Tras recoger el cadáver, Märta y Tomas tienen una discusión en un aula de la escuela, en que ella le pide de nuevo que se case con ella, y él la rechaza con un durísimo hastío, reprochándole no ser como su mujer fallecida. Por fin la deja acompañarle a otro pueblo donde tiene una misa de tres. Allí habla con un sacristán jorobado que, leyendo las Escrituras, ha pensado que el mayor sufrimiento de Cristo no debió ser el físico, sino el sentirse abandonado por los apóstoles en Getsemaní, ser negado por Pedro y creerse abandonado por Dios, cuando en la cruz gritó: «Dios mío, ¿por qué me has abandonado?». El film acaba con Tomas, que, pese a la costumbre de no oficiar si hay menos de tres fieles, dice la misa ante Marta, que ha rezado por segunda vez en su vida, y el sacristán.
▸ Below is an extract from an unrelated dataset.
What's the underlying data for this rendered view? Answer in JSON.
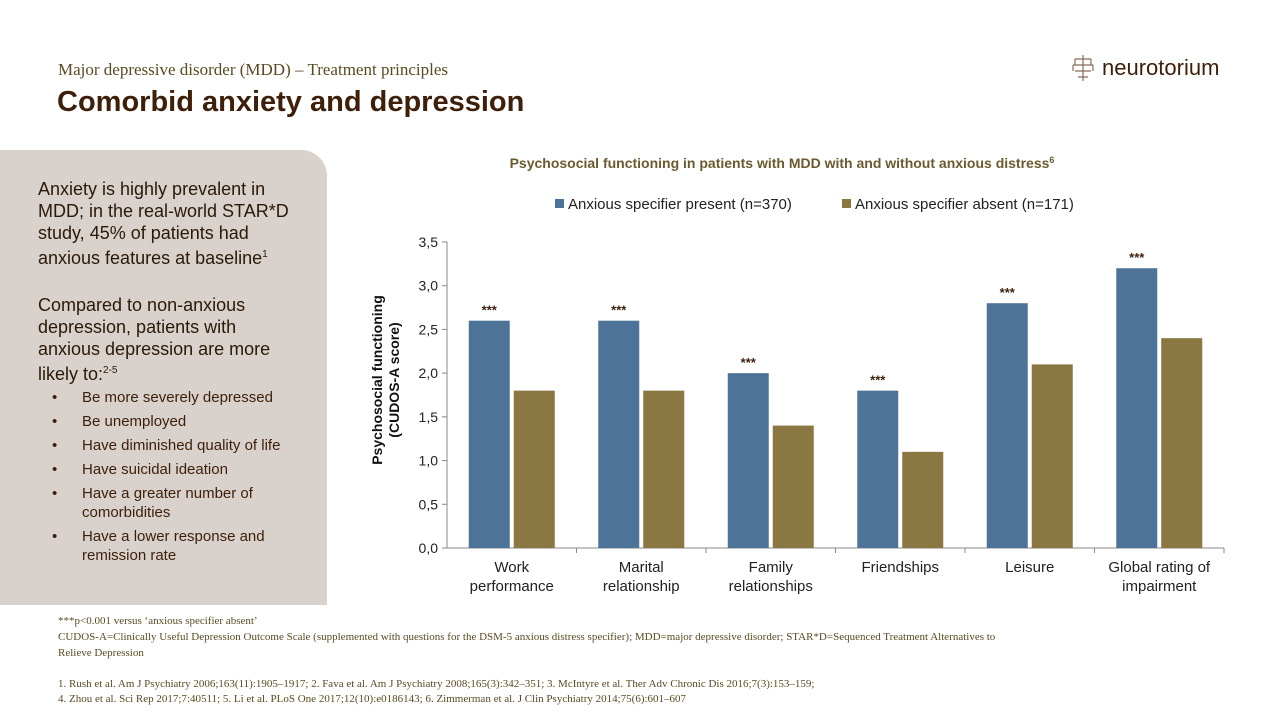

Como se ve, en la película pasan muy pocas cosas, no tiene casi «argumento», sólo tiene tema. Y ese tema no es sólo el silencio de Dios, ni la pérdida de la fe, sino el del abandono en general. Tomas se ha visto abandonado por su esposa, que ha muerto, y que era la que le ayudaba y «rellenaba los huecos», y se ha sentido abandonado — quizá por eso mismo — por Dios: ha perdido el «contacto», ha dejado de ser el «ministro» de Dios, ha dejado de recibir su inspiración y sus palabras se han vaciado, se han convertido en fórmulas. Y Märta ha sido abandonada por Tomas, y le ruega, se le ofrece, llega a rezar para poder dedicar su vida a él. Y Jonas se siente abandonado, sin protección ante la bomba, y no quiere seguir viviendo. Y con su muerte abandona a Karin: «Entonces estoy sola», es lo primero que dice al darle Tomas la noticia. Las iglesias vacías, abandonadas por los fieles. Los pueblos vacíos, los campos helados. Todo el film está construido formalmente sobre la idea del vacío, del hueco, de la ausencia, del silencio. De ahí su concisión y rapidez (dura ochenta minutos), su sequedad, su precisión, su alternancia en bloques muy dialogados con otros silenciosos, su falta de sermones, de discursitos, de símbolos, de explicitud. Aquí tenemos a Bergman en el máximo de su dominio sobre cada una de las imágenes frías, justas, nunca esteticistas, que forman este film sin soluciones fáciles, de duda sin respuesta, que acaba con un pastor que intenta volver a creer en las palabras que pronuncia, esas palabras de la misa que él murmura como quien dice «Ábrete, sésamo» y espera que se abra una puerta.